Diagnosis & Treatments

How is Bladder Cancer diagnosed?

Diagnosis of Bladder Cancer

Urinalysis

  • Checks for blood or inflammation not normally present.

 

Urine cytology

  • Examines urine for shed cancer cells. A positive test strongly suggests urinary tract cancer.

 

Cystoscopy

  • The most essential diagnostic test. A thin scope is inserted through the urethra under local anesthesia to directly visualize the bladder, identify tumors, and obtain biopsy samples.

 

CT scan

  • Assesses tumor location, depth of invasion, lymph node involvement, and distant spread.

 

Ultrasound, MRI, bone scan

  • Used selectively to evaluate tumor spread to adjacent organs or bones, and to assess the urinary tract (renal pelvis, ureters).
Diagnosis & Treatments

How is Bladder Cancer treated?

Treatments for Bladder Cancer

Non–muscle-invasive bladder cancer (NMIBC)

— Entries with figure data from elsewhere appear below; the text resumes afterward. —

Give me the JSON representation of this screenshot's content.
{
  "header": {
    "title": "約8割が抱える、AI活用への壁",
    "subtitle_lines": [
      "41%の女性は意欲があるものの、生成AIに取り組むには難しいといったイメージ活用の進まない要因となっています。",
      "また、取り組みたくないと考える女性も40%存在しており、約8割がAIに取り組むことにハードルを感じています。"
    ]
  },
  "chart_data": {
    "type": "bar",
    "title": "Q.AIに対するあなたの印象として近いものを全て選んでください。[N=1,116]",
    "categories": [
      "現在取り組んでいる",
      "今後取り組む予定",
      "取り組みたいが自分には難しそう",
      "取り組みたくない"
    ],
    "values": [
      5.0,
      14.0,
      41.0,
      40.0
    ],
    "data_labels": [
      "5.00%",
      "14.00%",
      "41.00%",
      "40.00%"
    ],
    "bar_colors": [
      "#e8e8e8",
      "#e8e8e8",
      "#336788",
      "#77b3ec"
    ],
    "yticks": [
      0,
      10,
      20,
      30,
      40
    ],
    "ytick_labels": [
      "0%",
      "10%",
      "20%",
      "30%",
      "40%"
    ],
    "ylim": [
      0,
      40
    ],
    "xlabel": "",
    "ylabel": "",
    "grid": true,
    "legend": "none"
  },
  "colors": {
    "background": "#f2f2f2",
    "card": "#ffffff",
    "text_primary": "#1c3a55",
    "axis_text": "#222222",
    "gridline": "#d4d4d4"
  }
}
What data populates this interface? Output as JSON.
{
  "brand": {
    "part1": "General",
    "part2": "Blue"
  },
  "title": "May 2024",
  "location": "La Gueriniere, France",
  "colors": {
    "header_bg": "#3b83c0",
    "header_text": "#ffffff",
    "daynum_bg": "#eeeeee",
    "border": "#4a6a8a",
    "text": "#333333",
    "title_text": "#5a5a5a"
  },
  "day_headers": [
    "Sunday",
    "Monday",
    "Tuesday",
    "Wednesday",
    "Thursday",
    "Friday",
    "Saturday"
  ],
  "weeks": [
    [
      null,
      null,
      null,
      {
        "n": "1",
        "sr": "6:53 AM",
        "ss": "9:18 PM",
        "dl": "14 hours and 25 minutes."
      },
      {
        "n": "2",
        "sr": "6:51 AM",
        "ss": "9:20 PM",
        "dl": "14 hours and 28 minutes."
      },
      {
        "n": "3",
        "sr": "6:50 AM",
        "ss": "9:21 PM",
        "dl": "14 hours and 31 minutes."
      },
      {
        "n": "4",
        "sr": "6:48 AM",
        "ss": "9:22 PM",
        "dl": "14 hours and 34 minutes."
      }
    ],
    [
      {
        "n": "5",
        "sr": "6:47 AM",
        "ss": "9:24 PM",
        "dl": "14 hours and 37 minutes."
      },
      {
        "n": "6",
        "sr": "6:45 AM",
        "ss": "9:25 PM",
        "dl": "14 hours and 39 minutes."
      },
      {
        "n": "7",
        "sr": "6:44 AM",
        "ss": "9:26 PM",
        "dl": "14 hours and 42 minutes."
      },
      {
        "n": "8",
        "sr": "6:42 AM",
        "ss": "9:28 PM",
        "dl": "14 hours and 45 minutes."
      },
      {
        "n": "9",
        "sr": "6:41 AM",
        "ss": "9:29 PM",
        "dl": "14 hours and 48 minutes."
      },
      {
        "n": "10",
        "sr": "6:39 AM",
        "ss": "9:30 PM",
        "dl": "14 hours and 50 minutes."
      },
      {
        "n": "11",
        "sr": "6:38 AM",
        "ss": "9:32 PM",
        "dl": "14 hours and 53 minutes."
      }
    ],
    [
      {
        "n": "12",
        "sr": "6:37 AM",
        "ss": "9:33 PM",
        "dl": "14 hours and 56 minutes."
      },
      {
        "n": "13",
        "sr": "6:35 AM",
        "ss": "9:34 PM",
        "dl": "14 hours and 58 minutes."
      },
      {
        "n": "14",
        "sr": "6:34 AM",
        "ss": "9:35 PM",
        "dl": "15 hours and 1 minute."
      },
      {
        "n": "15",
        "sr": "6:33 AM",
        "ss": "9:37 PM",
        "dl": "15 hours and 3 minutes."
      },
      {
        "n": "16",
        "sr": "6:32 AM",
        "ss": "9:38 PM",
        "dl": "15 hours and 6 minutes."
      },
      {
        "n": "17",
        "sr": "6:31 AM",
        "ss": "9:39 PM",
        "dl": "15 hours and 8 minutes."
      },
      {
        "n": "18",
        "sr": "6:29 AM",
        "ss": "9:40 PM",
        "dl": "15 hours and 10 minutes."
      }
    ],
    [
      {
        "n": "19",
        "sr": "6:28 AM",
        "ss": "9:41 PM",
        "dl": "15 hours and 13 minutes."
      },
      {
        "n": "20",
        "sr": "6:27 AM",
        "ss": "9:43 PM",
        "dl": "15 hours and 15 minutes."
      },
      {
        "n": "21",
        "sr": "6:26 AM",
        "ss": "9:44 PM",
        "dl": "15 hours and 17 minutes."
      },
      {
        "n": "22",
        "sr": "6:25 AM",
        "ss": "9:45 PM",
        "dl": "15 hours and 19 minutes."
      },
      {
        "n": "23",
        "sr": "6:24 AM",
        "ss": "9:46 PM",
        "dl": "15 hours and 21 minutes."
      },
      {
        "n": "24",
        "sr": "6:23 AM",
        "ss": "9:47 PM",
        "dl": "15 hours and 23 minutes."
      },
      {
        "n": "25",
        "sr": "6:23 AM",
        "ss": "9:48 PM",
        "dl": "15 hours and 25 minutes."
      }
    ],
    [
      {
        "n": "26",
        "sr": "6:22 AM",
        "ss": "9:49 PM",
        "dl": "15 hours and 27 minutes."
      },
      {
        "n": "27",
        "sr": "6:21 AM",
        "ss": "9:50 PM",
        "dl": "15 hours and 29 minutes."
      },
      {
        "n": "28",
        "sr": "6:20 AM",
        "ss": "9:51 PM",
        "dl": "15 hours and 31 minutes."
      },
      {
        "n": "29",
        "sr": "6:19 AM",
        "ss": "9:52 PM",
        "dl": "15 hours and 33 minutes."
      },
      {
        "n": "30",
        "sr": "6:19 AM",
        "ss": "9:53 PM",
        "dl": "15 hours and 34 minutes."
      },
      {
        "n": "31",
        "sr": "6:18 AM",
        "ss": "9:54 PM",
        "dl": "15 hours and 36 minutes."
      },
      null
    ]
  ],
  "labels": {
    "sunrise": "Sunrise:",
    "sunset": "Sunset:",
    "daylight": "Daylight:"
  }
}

  • Transurethral resection of bladder tumor (TURBT): Standard initial treatment; allows both diagnosis and removal of the tumor.
  • Intravesical therapy (chemotherapy or BCG): For high-risk or recurrent NMIBC, anticancer drugs or BCG (bacillus Calmette-Guérin) are instilled directly into the bladder to reduce recurrence and progression. Treatment usually begins shortly after surgery and continues weekly for 6 weeks, sometimes with maintenance therapy.

 

Muscle-invasive bladder cancer (MIBC)

  • Radical cystectomy: Standard treatment, involving removal of the bladder, nearby lymph nodes, and sometimes adjacent organs (prostate in men; uterus and part of the vagina in women). Because bladder removal eliminates the organ that stores urine, urinary diversion is required:
  • Ileal conduit: Uses a segment of the small intestine to create a stoma for urine drainage into an external bag.
  • Neobladder reconstruction: Creates an internal reservoir from intestinal tissue, allowing patients to pass urine more naturally.

 

Bladder-sparing therapy

  • In selected patients, a combination of TURBT, chemotherapy, and radiation may be used to preserve the bladder, although survival rates are lower than with radical cystectomy.